Glass serves as a sequel to the movies “Unbreakable”(2000), and “Split” (2016), both directed by M. Night Shyamalan. His directed movies have had quite a bit of controversy revolving around them, with movies such as “Avatar”, being shunned, while cult classics, such as “The Sixth Sense” being praised. Taking this into consideration, people might be hesitant to watch this third edition in the “Unbreakable” series. However, I’m glad to inform you that this movie is a great addition. The plot, at first, mainly revolves around David Dunn (Bruce Willis) attempting to locate and bring to justice Kevin Wendell Crumm (James McAvoy) in a series of continuously escalating encounters, until they’re brought to a psychiatric ward by officials. In the ward, the two meet Elijah Prince (Samuel L. Jackson), and the three are subjected to “treatment” intended to sway them away from believing that they are people who possess superhuman abilities. The plot later transforms and shows reveals Prince’s intention to make “superhumans” like him, and his abilities, known to the world.
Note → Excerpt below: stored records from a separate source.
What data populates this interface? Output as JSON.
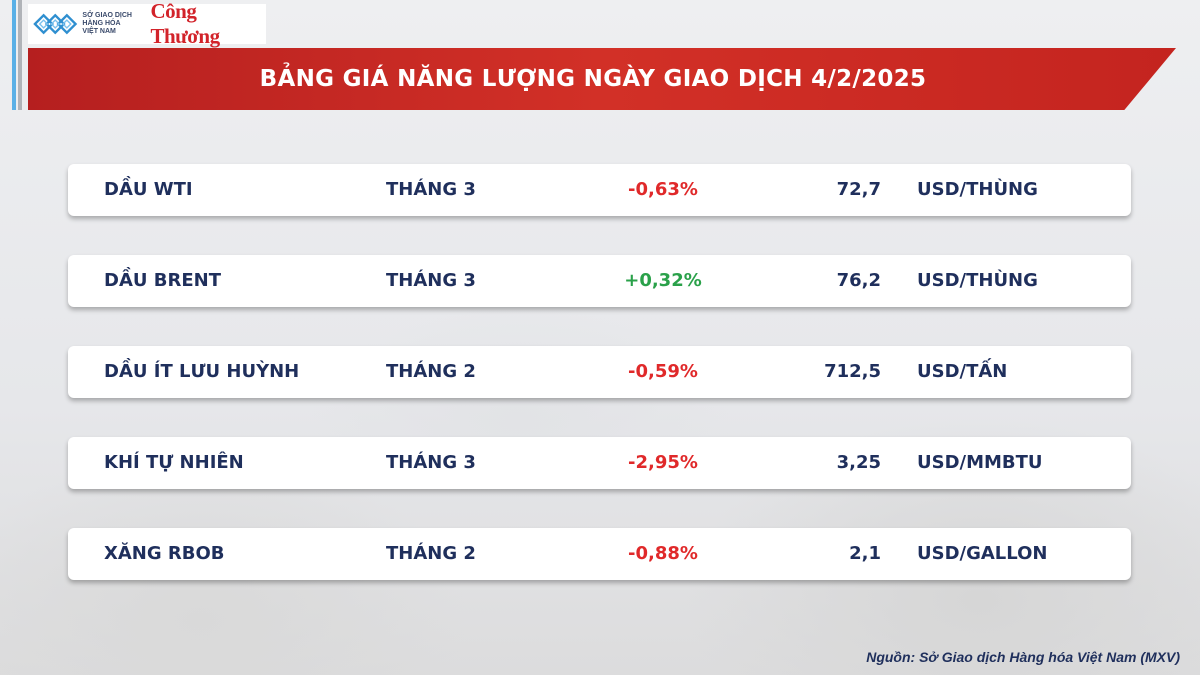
{
  "logo": {
    "exchange_lines": [
      "SỞ GIAO DỊCH",
      "HÀNG HÓA",
      "VIỆT NAM"
    ],
    "publisher": "Công Thương"
  },
  "header": {
    "title": "BẢNG GIÁ NĂNG LƯỢNG NGÀY GIAO DỊCH 4/2/2025"
  },
  "colors": {
    "negative": "#e0292a",
    "positive": "#2aa14a",
    "text": "#1f2f5c",
    "header_band": "#d23027"
  },
  "rows": [
    {
      "name": "DẦU WTI",
      "month": "THÁNG 3",
      "change": "-0,63%",
      "direction": "down",
      "price": "72,7",
      "unit": "USD/THÙNG"
    },
    {
      "name": "DẦU BRENT",
      "month": "THÁNG 3",
      "change": "+0,32%",
      "direction": "up",
      "price": "76,2",
      "unit": "USD/THÙNG"
    },
    {
      "name": "DẦU ÍT LƯU HUỲNH",
      "month": "THÁNG 2",
      "change": "-0,59%",
      "direction": "down",
      "price": "712,5",
      "unit": "USD/TẤN"
    },
    {
      "name": "KHÍ TỰ NHIÊN",
      "month": "THÁNG 3",
      "change": "-2,95%",
      "direction": "down",
      "price": "3,25",
      "unit": "USD/MMBTU"
    },
    {
      "name": "XĂNG RBOB",
      "month": "THÁNG 2",
      "change": "-0,88%",
      "direction": "down",
      "price": "2,1",
      "unit": "USD/GALLON"
    }
  ],
  "footer": {
    "source": "Nguồn: Sở Giao dịch Hàng hóa Việt Nam (MXV)"
  }
}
He gets Crumm to join forces with him, while Dunn attempts to stop the duo from causing widespread civilian and collateral damage. The plot was pretty straightforward, and I only had a couple of issues with it (the scenes at the psychiatric ward feel a bit elongated, and the ending of the movie wasn’t as satisfying as I thought it should’ve been.)The cinematography was incredible, corresponding to the moods and scenes within the movie. I think it was put together smoothly, and the flow of the movie never really felt “unnatural” to me. However, I do have some concerns. As mentioned before, Shyamalan is a controversial film director; not in the sense that he’s bad at what he does, but in the sense that his film decisions aren’t exactly the best sometimes. There are scenes of cinematography within the movie that highlight his sheer genius, while in other shots, I question his decisions. Shyamalan’s directing isn’t exactly what you’d consider “orthodox”, which isn’t a bad thing, because that’s what makes his movies unique in my opinion, but at the same time, other people might not see his decisions in a similar light. It’s frustrating. But this doesn’t stop Glass from being a great movie. I really enjoyed the film, especially considering the fact that it’s been highly anticipated. Definitely consider watching it in a local theater, to support the official release.